February 18, 2013
IU's historic Old Crescent expected to get $21 million appropriation for restoration
By Mike Leonard
February 17, 2013
The project list for Indiana University's backlog of deferred maintenance is decidedly unsexy.
It includes roof replacements, building code updates, steam tunnel repairs and various updates and upgrades that students, faculty and staff won't see but surely will feel if systems fail.
The plan to renovate and "repurpose" the core of the Bloomington campus is another matter. Shortly after the release of IU's master plan in 2009, President Michael A. McRobbie seized on one of its key recommendations and called for the creation of a working group to assess the current and future use of the buildings in what is called "the Old Crescent."
"The way we use the magnificent iconic buildings that comprise the Old Crescent -- the historic core of the campus -- does not properly reflect the university's core missions of education and research," the president said in his 2010 State of the University Address. "Only about half of them house academic units, and the rest house administrative units that could be situated in less physically and symbolically central locations.
"Whether we intend it or not, our buildings reflect our values," he continued. "The Old Crescent should be among the main academic centers on campus and a vibrant hub of student and academic life and activity, day and night."
The Old Crescent consists of buildings constructed as early as 1884 and includes Franklin Hall, the Student Building, Maxwell Hall, Owen Hall, Wylie Hall, Kirkwood Hall, Lindley Hall, Swain East and West and Rawles Hall.

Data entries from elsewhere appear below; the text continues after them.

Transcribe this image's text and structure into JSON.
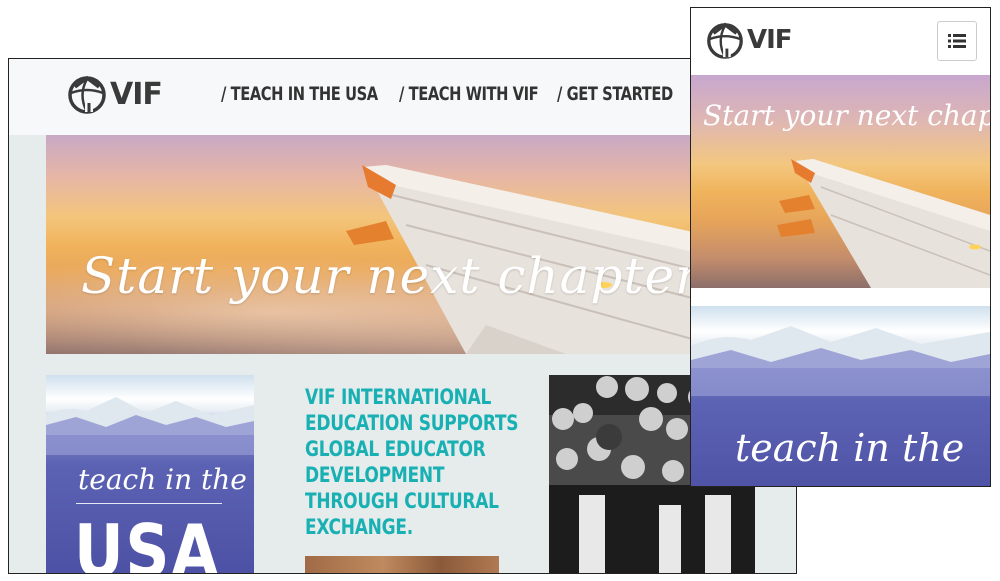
{
  "brand": {
    "logo_text": "VIF"
  },
  "nav": {
    "items": [
      {
        "label": "/ TEACH IN THE USA"
      },
      {
        "label": "/ TEACH WITH VIF"
      },
      {
        "label": "/ GET STARTED"
      }
    ]
  },
  "hero": {
    "headline": "Start your next chapter."
  },
  "cards": {
    "usa_script": "teach in the",
    "usa_big": "USA"
  },
  "mission": {
    "lines": [
      "VIF INTERNATIONAL",
      "EDUCATION SUPPORTS",
      "GLOBAL EDUCATOR",
      "DEVELOPMENT",
      "THROUGH CULTURAL",
      "EXCHANGE."
    ]
  },
  "mobile": {
    "logo_text": "VIF",
    "hero_headline": "Start your next chapter",
    "card_text": "teach in the",
    "menu_icon": "list-menu-icon"
  },
  "colors": {
    "accent_teal": "#19b0b4",
    "usa_purple": "#5059a9",
    "sunset_orange": "#f0b35c"
  }
}
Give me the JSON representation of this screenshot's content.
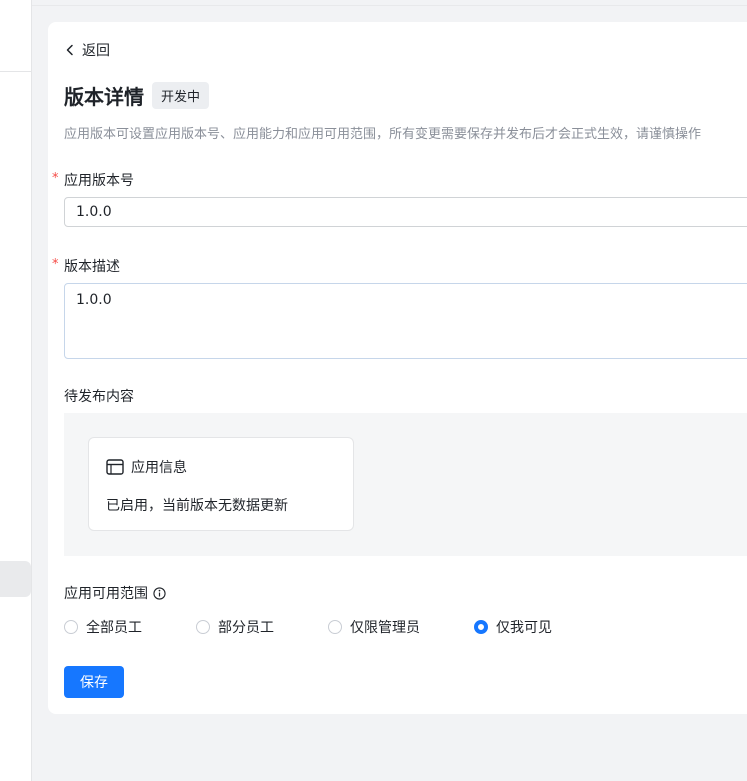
{
  "nav": {
    "back_label": "返回"
  },
  "header": {
    "title": "版本详情",
    "status_badge": "开发中"
  },
  "description": "应用版本可设置应用版本号、应用能力和应用可用范围，所有变更需要保存并发布后才会正式生效，请谨慎操作",
  "form": {
    "version_label": "应用版本号",
    "version_value": "1.0.0",
    "required_mark": "*",
    "desc_label": "版本描述",
    "desc_value": "1.0.0"
  },
  "pending": {
    "label": "待发布内容",
    "card_title": "应用信息",
    "card_body": "已启用，当前版本无数据更新"
  },
  "scope": {
    "label": "应用可用范围",
    "options": [
      {
        "label": "全部员工",
        "checked": false
      },
      {
        "label": "部分员工",
        "checked": false
      },
      {
        "label": "仅限管理员",
        "checked": false
      },
      {
        "label": "仅我可见",
        "checked": true
      }
    ]
  },
  "actions": {
    "save_label": "保存"
  },
  "colors": {
    "primary": "#1677ff",
    "required": "#f54a45"
  }
}
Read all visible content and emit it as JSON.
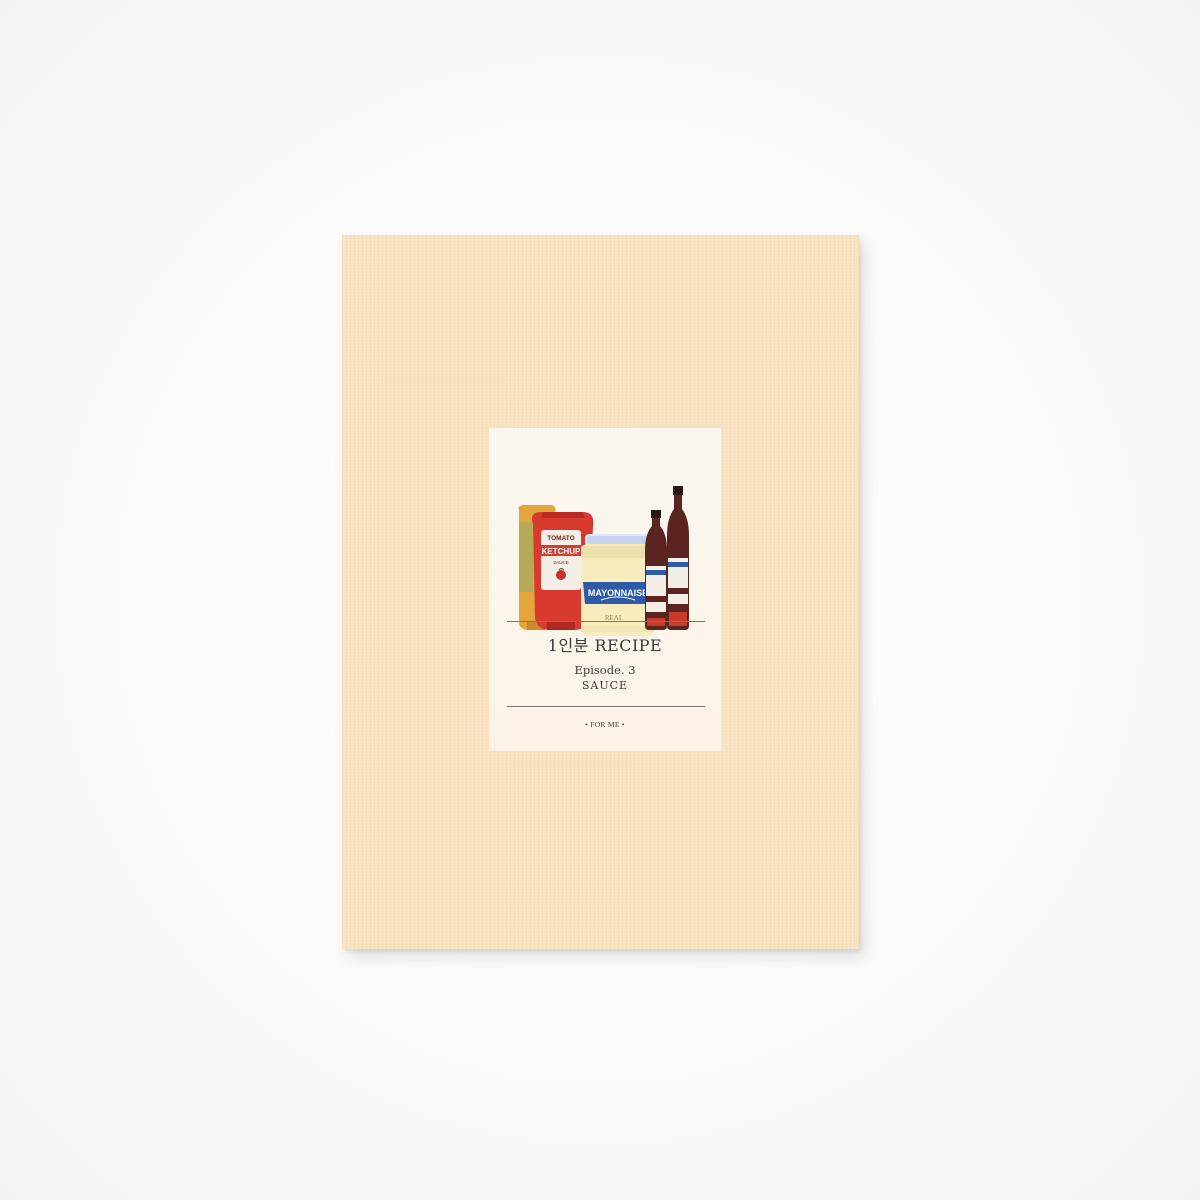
{
  "cover": {
    "title": "1인분 RECIPE",
    "episode": "Episode. 3",
    "subtitle": "SAUCE",
    "footer": "• FOR ME •"
  },
  "illustration": {
    "items": [
      {
        "name": "tomato-ketchup-bottle",
        "label_top": "TOMATO",
        "label_main": "KETCHUP",
        "label_sub": "SAUCE"
      },
      {
        "name": "mayonnaise-jar",
        "label_main": "MAYONNAISE",
        "label_sub": "REAL"
      },
      {
        "name": "sauce-bottle-left"
      },
      {
        "name": "sauce-bottle-right"
      }
    ]
  },
  "colors": {
    "cover_background": "#f8e2c0",
    "label_background": "#fbf7f0",
    "ketchup_red": "#d83a2f",
    "mustard_yellow": "#e3a63b",
    "mayo_blue": "#2e5aa8",
    "brown_sauce": "#5a2520"
  }
}
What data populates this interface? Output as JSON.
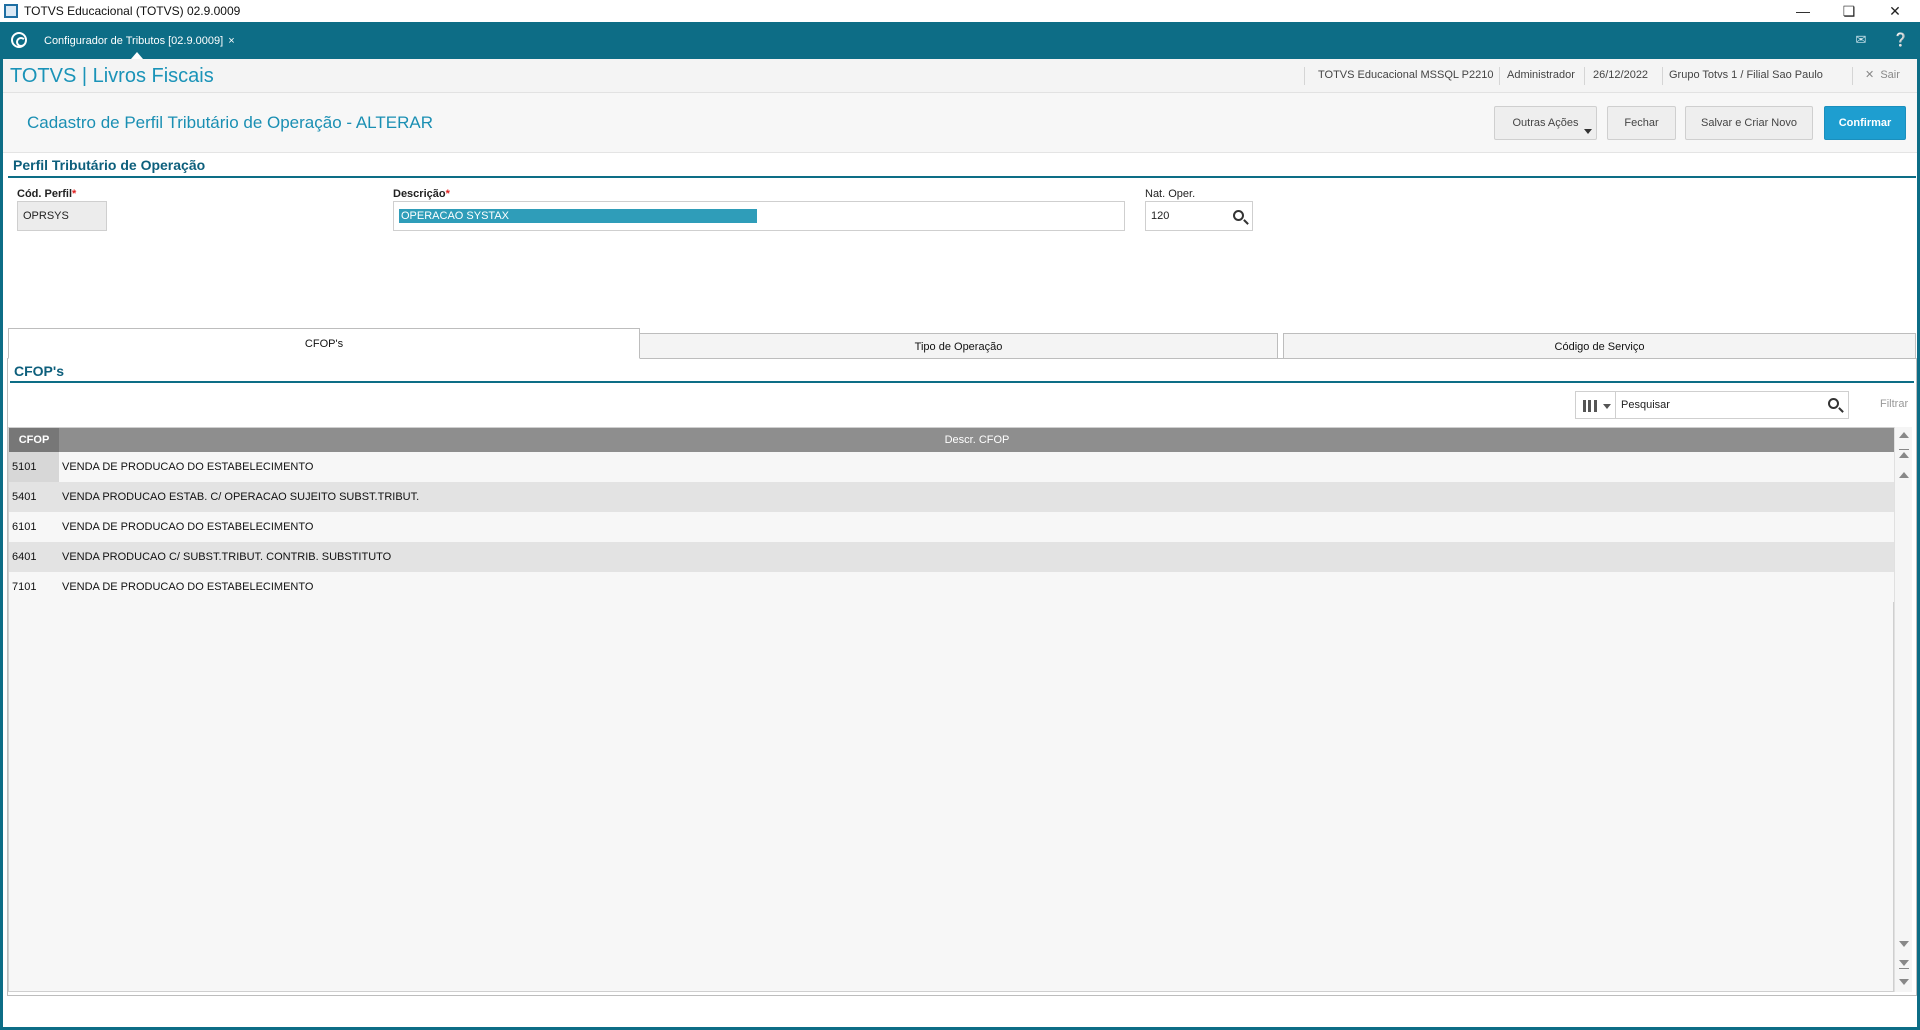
{
  "window": {
    "title": "TOTVS Educacional (TOTVS) 02.9.0009"
  },
  "tabbar": {
    "tab_label": "Configurador de Tributos [02.9.0009]",
    "tab_close": "×"
  },
  "header": {
    "brand": "TOTVS | Livros Fiscais",
    "database": "TOTVS Educacional MSSQL P2210",
    "user": "Administrador",
    "date": "26/12/2022",
    "company": "Grupo Totvs 1 / Filial Sao Paulo",
    "exit_label": "Sair"
  },
  "page": {
    "title": "Cadastro de Perfil Tributário de Operação - ALTERAR",
    "buttons": {
      "other_actions": "Outras Ações",
      "close": "Fechar",
      "save_new": "Salvar e Criar Novo",
      "confirm": "Confirmar"
    }
  },
  "profile_section": {
    "title": "Perfil Tributário de Operação",
    "cod_label": "Cód. Perfil",
    "cod_value": "OPRSYS",
    "desc_label": "Descrição",
    "desc_value": "OPERACAO SYSTAX",
    "nat_label": "Nat. Oper.",
    "nat_value": "120",
    "required_mark": "*"
  },
  "tabs": [
    "CFOP's",
    "Tipo de Operação",
    "Código de Serviço"
  ],
  "cfop_section": {
    "title": "CFOP's",
    "search_placeholder": "Pesquisar",
    "filter_label": "Filtrar",
    "columns": [
      "CFOP",
      "Descr. CFOP"
    ],
    "rows": [
      {
        "cfop": "5101",
        "desc": "VENDA DE PRODUCAO DO ESTABELECIMENTO"
      },
      {
        "cfop": "5401",
        "desc": "VENDA PRODUCAO ESTAB. C/ OPERACAO SUJEITO SUBST.TRIBUT."
      },
      {
        "cfop": "6101",
        "desc": "VENDA DE PRODUCAO DO ESTABELECIMENTO"
      },
      {
        "cfop": "6401",
        "desc": "VENDA PRODUCAO C/ SUBST.TRIBUT. CONTRIB. SUBSTITUTO"
      },
      {
        "cfop": "7101",
        "desc": "VENDA DE PRODUCAO DO ESTABELECIMENTO"
      }
    ]
  },
  "colors": {
    "accent": "#0d6d86",
    "brand": "#1a93b8",
    "primary_button": "#1e9ed0",
    "selection": "#2f9db9"
  },
  "icons": [
    "app-icon",
    "home-icon",
    "mail-icon",
    "help-icon",
    "close-icon",
    "search-icon",
    "columns-icon",
    "chevron-down-icon",
    "scroll-up-icon",
    "scroll-down-icon"
  ]
}
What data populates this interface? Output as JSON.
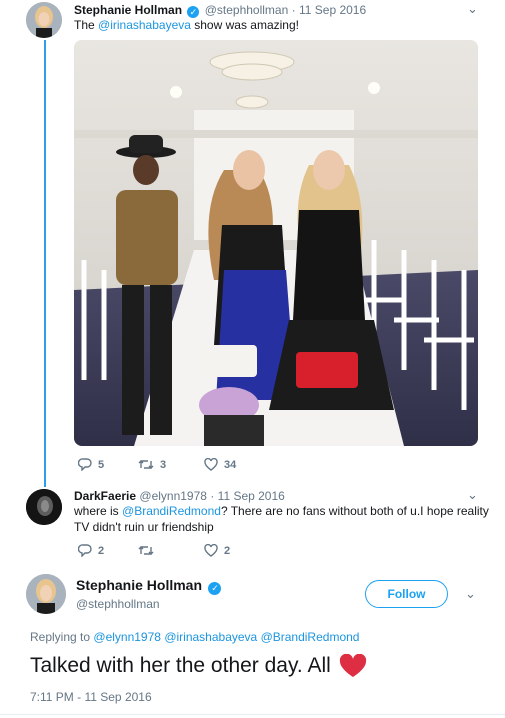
{
  "tweet1": {
    "name": "Stephanie Hollman",
    "handle": "@stephhollman",
    "sep": "·",
    "date": "11 Sep 2016",
    "text_pre": "The ",
    "mention": "@irinashabayeva",
    "text_post": " show was amazing!",
    "replies": "5",
    "retweets": "3",
    "likes": "34"
  },
  "tweet2": {
    "name": "DarkFaerie",
    "handle": "@elynn1978",
    "sep": "·",
    "date": "11 Sep 2016",
    "text_pre": "where is ",
    "mention": "@BrandiRedmond",
    "text_line1_post": "?  There are no fans without both of u.I hope reality",
    "text_line2": "TV didn't ruin ur friendship",
    "replies": "2",
    "likes": "2"
  },
  "main": {
    "name": "Stephanie Hollman",
    "handle": "@stephhollman",
    "follow_label": "Follow",
    "replying_to_label": "Replying to",
    "replying_to": [
      "@elynn1978",
      "@irinashabayeva",
      "@BrandiRedmond"
    ],
    "text": "Talked with her the other day. All",
    "timestamp": "7:11 PM - 11 Sep 2016"
  },
  "colors": {
    "accent": "#1da1f2",
    "thread_line": "#2b9ef0",
    "heart": "#dd2e44"
  }
}
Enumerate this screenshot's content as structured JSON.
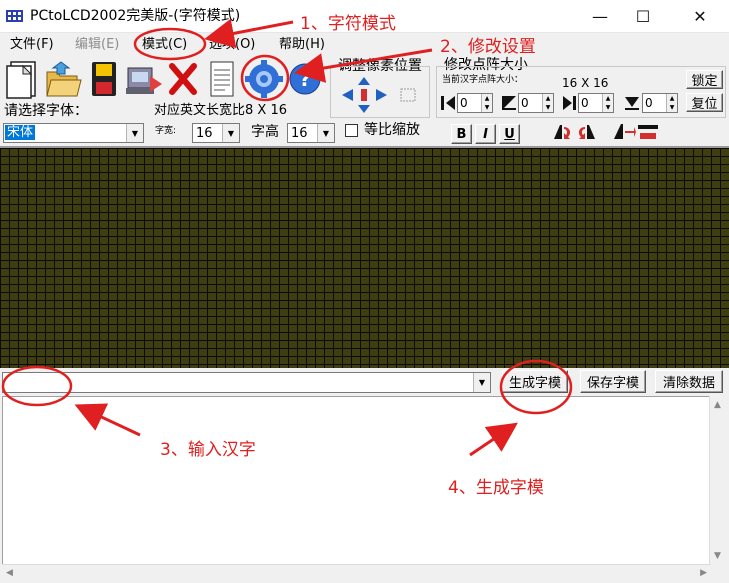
{
  "window": {
    "title": "PCtoLCD2002完美版-(字符模式)",
    "minimize": "—",
    "maximize": "☐",
    "close": "✕"
  },
  "menu": {
    "file": "文件(F)",
    "edit": "编辑(E)",
    "mode": "模式(C)",
    "options": "选项(O)",
    "help": "帮助(H)"
  },
  "font_panel": {
    "choose_font_label": "请选择字体：",
    "ratio_label": "对应英文长宽比8 X 16",
    "font_value": "宋体",
    "width_label": "字宽:",
    "width_value": "16",
    "height_label": "字高",
    "height_value": "16",
    "proportional_label": "等比缩放",
    "bold": "B",
    "italic": "I",
    "underline": "U"
  },
  "pixel_adjust": {
    "title": "调整像素位置"
  },
  "dot_size": {
    "title": "修改点阵大小",
    "current_label": "当前汉字点阵大小：",
    "current_value": "16 X 16",
    "lock_button": "锁定",
    "reset_button": "复位",
    "spin_values": [
      "0",
      "0",
      "0",
      "0"
    ]
  },
  "actions": {
    "generate": "生成字模",
    "save": "保存字模",
    "clear": "清除数据"
  },
  "annotations": {
    "a1": "1、字符模式",
    "a2": "2、修改设置",
    "a3": "3、输入汉字",
    "a4": "4、生成字模"
  },
  "colors": {
    "annotation": "#e02020",
    "grid_cell": "#3e3e12",
    "grid_line": "#0b0b05",
    "selection": "#0078d7"
  }
}
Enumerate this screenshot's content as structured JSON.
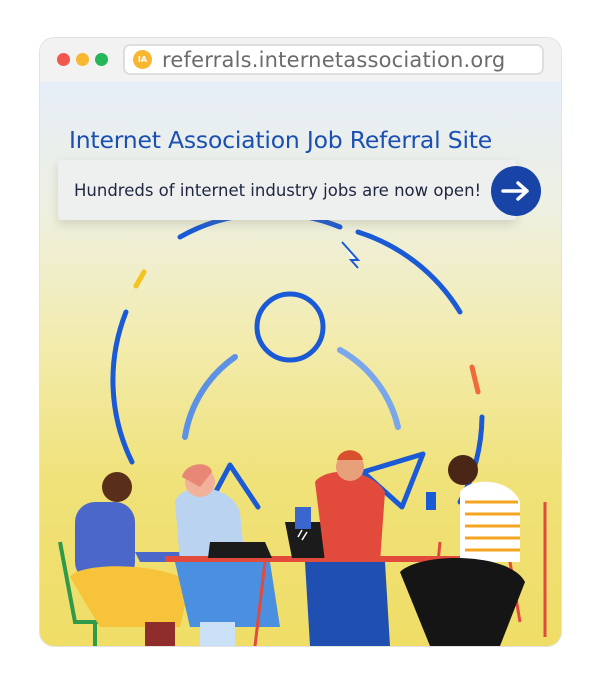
{
  "browser": {
    "window_controls": [
      "close",
      "minimize",
      "maximize"
    ],
    "site_icon_text": "IA",
    "url": "referrals.internetassociation.org"
  },
  "page": {
    "title": "Internet Association Job Referral Site",
    "banner_text": "Hundreds of internet industry jobs are now open!",
    "cta_icon": "arrow-right-icon"
  },
  "colors": {
    "title": "#1a4fb3",
    "button": "#1744a6",
    "gradient_top": "#e6eef8",
    "gradient_bottom": "#efdd66"
  }
}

The aesthetic, historic and functional value of the buildings is recognized by the Indiana Commission for Higher Education, which, even during a time of constrained resources, is recommending that the Legislature appropriate $21 million this year specifically for the Old Crescent project.
Work already has begun. At last week's meetings of the IU Board of Trustees, capital planning and facilities vice president Tom Morrison said Franklin Hall has been completely vacated of offices and personnel and is ready for a full renovation. The chopped up Presidents' Hall has been restored to its original grandeur, and only finishing touches remain before the project is considered completed within about two weeks.
The next meeting of the trustees -- April 11-12 -- is slated to be conducted in the new space overlooking Sample Gates.
Morrison said there's enough room in the building for an academic unit to move there. Journalism, which long ago outgrew Ernie Pyle Hall, is one unit that has been mentioned as a possible new occupant.
The other buildings in the crescent will see more classrooms added, and fewer office spaces, to bring more students into the historic core of the campus. Owen Hall, the smallest academic building on campus, will become the new home to the College of Arts and Sciences.
And the historic office of the legendary 11th IU President, Herman B Wells, will remain preserved exactly as it was when Wells held court in Owen Hall.